Monday, 2 June 2014

When the going get's rough: for anyone who knows anyone with a mood fluctuation

A few weeks ago I posted about weening off an SSRI, Effexor. To be clear, I don't see myself as "sick", however my moods do fluctuate from time to time. And to varying degrees. Sometimes slight. Sometimes extreme. Sometimes I am anxious. Other times I am radiant. I just feel everything (everything) very deeply. Pleasant emotions and unpleasant ones too, and there was a time where it was (quite) necessary for me to accept a little help and support from our friends at Pfizer.

For peeps who don't know about the process (of weening on or off meds) it can be a gruelling one. Your body can do weird things, and your brain can do weird things. Pfizer calls the effects of weening off "discontinuance syndrome". The effects of weening on or off can often be quite intense.

Okay so what's the point of this post? To share my knowledge, from the perspective of a person going through the process of a chemical change in the brain - for those of you who may not understand how to support someone going through it. It's not uncommon to feel helpless in these sorts of situations. But there are things that you can do that will be helpful, I promise. Things that may seem counter-intuitive, but from my perspective these things are gold.

And this isn't just relevant for the weening off process, it could be helpful insight to assist anyone whose mood is fluctuating in any way. Up or down.

So with my doc's sign off, around 4 weeks ago, I began the weening off process. My body is doing some interesting things. I've been through this process before, so most of it was expected. However this time I'm weening off a bit faster than I did before. This time my body is doing some new things I didn't anticipate. You know, just for a bit of fun.

Part of this has been pleasant, part of this has been unpleasant. But even the pleasant parts have been a little scary - because it's new and I've not been this way before. I've not felt these feelings or physical effects before.

And the fear around that (for me) comes from "what is happening to my body"? And that's natural.

An encouraging thing for me this time around is that I have a strong sense that I'll be okay - even though I'm sometimes afraid.

So how do I know I'll be okay?

And this is where you come in (if you're a support person, that is).

It's a complex answer, but a very large part of it is that I have a bunch of people whom I trust in my corner, championing me through this. Championing me through life. Championing me through my mood fluctuations (whatever form they take).

These people wave their pom-poms in the air for me in lots of little ways. They don't judge me because of my ups or downs.
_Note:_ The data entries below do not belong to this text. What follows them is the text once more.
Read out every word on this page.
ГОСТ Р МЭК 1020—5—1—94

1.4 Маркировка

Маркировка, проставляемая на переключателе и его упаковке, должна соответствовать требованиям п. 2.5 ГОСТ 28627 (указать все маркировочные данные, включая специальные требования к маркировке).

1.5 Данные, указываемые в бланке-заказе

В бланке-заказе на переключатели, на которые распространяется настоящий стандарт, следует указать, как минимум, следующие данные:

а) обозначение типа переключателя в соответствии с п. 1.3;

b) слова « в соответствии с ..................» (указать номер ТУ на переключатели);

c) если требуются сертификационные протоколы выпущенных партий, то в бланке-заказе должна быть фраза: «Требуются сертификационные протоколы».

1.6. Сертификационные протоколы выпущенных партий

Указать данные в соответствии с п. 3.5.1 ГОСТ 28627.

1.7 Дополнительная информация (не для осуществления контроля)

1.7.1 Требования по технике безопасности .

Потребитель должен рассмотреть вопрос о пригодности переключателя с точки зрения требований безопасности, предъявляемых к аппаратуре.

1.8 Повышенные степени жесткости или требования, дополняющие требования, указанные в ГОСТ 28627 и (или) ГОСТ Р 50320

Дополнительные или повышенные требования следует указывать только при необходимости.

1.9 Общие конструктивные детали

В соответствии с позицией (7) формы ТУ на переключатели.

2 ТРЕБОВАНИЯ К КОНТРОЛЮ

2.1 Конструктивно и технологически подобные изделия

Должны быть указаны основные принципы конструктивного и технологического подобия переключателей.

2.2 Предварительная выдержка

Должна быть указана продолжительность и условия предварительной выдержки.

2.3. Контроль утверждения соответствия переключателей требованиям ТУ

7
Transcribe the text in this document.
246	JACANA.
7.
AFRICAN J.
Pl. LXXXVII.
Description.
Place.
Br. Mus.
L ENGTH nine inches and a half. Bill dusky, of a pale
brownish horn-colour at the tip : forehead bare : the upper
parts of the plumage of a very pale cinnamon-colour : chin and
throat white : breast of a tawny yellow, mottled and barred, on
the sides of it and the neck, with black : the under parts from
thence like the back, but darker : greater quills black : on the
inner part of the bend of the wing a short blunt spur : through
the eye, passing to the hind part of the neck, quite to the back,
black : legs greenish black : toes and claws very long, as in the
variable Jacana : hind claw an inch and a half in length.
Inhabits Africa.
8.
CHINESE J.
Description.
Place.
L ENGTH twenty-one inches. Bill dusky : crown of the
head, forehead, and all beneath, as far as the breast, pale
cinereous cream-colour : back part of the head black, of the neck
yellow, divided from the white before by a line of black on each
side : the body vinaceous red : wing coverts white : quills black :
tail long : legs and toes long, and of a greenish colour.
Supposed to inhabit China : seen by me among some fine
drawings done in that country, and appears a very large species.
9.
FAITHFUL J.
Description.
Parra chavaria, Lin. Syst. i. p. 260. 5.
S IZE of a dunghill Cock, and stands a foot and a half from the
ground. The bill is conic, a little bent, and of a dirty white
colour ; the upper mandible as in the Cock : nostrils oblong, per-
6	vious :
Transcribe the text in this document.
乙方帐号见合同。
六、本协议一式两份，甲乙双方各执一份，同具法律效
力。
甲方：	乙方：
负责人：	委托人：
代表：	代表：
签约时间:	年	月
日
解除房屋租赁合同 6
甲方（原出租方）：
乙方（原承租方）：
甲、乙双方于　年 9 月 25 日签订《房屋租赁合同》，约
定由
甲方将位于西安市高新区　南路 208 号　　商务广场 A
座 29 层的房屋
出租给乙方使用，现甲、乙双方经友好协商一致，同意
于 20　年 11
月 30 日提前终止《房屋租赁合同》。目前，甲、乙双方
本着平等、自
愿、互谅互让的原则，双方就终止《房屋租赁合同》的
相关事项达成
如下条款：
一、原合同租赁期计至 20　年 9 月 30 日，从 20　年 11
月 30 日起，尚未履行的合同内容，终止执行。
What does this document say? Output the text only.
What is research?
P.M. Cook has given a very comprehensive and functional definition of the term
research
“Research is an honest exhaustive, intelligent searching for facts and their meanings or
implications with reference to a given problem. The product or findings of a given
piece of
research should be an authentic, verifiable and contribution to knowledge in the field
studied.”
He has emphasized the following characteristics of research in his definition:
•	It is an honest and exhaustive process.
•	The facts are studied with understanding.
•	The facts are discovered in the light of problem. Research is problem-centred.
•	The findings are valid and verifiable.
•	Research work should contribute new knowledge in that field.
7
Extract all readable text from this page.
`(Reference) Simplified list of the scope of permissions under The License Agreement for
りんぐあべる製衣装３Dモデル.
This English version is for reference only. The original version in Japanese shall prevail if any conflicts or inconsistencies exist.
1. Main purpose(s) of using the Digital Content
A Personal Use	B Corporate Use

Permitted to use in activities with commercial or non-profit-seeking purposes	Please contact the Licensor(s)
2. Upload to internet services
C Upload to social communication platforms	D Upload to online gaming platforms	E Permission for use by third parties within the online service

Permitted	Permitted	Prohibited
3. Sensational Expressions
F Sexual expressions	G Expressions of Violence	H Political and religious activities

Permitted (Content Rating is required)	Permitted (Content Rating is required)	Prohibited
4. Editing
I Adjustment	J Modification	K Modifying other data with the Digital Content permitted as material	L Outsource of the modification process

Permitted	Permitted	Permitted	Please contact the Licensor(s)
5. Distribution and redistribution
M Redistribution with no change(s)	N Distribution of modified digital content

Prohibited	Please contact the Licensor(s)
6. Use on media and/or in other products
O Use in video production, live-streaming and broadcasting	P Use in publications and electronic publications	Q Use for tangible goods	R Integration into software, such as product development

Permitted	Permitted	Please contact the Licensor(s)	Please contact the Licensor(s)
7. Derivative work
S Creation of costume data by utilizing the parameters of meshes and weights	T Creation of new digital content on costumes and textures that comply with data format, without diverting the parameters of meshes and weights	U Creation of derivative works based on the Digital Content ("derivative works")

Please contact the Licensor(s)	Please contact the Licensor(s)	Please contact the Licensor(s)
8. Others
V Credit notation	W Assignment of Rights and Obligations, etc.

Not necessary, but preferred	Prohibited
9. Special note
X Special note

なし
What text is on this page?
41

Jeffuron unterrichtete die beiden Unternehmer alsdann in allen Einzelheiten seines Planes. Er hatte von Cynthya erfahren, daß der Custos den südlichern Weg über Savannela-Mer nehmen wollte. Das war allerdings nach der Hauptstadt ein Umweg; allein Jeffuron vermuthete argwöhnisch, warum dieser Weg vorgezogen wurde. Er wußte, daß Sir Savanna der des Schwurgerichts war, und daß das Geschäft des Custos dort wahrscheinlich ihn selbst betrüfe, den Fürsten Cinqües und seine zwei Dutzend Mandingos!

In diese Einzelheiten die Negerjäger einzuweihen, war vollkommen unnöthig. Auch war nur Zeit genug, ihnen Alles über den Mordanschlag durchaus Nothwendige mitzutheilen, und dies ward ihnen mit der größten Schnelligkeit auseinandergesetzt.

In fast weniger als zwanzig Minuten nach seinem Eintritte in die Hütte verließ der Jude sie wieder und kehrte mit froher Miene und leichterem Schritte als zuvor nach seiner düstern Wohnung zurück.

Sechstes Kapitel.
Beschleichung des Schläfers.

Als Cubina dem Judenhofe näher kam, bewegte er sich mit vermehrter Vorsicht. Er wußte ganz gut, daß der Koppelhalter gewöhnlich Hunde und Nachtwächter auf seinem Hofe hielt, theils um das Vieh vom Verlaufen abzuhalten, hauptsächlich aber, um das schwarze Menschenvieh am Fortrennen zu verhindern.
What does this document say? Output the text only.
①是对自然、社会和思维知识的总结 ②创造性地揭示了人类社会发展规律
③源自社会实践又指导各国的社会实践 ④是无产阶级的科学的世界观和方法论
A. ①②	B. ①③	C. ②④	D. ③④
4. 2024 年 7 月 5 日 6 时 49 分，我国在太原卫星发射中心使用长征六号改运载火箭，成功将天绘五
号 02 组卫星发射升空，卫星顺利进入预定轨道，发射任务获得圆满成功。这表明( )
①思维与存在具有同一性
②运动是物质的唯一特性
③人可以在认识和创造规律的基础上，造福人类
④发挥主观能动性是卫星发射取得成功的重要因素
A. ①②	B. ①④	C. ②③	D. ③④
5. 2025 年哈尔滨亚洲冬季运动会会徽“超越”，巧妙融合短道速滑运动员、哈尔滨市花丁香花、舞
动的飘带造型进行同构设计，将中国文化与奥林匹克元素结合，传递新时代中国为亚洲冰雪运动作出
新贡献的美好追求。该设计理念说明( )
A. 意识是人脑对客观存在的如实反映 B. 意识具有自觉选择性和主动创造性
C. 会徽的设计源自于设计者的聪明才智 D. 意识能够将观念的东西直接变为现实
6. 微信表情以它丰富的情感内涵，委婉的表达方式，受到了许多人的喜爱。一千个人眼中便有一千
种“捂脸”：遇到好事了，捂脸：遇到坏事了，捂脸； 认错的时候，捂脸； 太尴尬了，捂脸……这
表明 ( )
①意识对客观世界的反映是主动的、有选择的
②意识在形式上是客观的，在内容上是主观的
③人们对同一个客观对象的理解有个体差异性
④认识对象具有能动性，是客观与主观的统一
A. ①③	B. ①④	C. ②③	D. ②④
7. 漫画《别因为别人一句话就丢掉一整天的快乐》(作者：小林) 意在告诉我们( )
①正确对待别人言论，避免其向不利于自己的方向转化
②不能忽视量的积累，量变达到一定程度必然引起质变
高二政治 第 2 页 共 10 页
They don't try to pathologise my ups or downs, or me either. Quite the opposite in fact. They remind me that I'm valuable. As a person. And that my mood fluctuations make me who I am. They celebrate my ups and my downs. It sounds counter-intuitive, I know, and I'm not talking about clinking champagne glasses to anxiety - I'm talking about celebrating everything that comes with it. They show me they love all of me, and that my ups and downs are just one part of me. Not a "big deal", if you like.

They don't minimise the discomfort. Instead, they remind me the discomfort is just part of the process. And often they help me through that too. All the while, not looking at me like I'm a "sick" person. These people also are quite creative with their methods of support. Some of them may not even realise they're being particularly supportive. But it's all helpful.

And I suspect that is possibly the most helpful thing you could ever do for someone who has a mood fluctuation of any kind, and no matter the intensity. The not making 'em into a "crazy person", or telling them "they're sick". Just by being there if that's what you want to do. Reminding them - if they forget (I often do) - that sure, it can suck, but there are often good things in there too. And that it's all just part of it. That it's all just part of them.

Yes, we all need a bit of extra support from time to time and there ain't nothing wrong with that.

But ups and downs are just that. And more often than not they are a natural part of living.

For me, seeing myself as "sick" was terribly unhelpful. It made me feel powerless against it. Helpless. Over time, I've come to understand I'm not "sick". I am me. I am sometimes up and down, and sometimes all over the shop, and that's part of me and that's okay. That is incredibly empowering.

And you can empower someone who has mood fluctuations in the same way I've felt empowered by the peeps who love me - by simply seeing their ups or downs in a way no different to if they had a broken leg. That a broken leg does not make the person sick. Their leg is broken. And it'll mend in time, with the right type of cast. The right support.

I'm lucky I've got such incredibly supportive, compassionate, and loving people in my corner. I can't imagine how I'd get through all this if I didn't.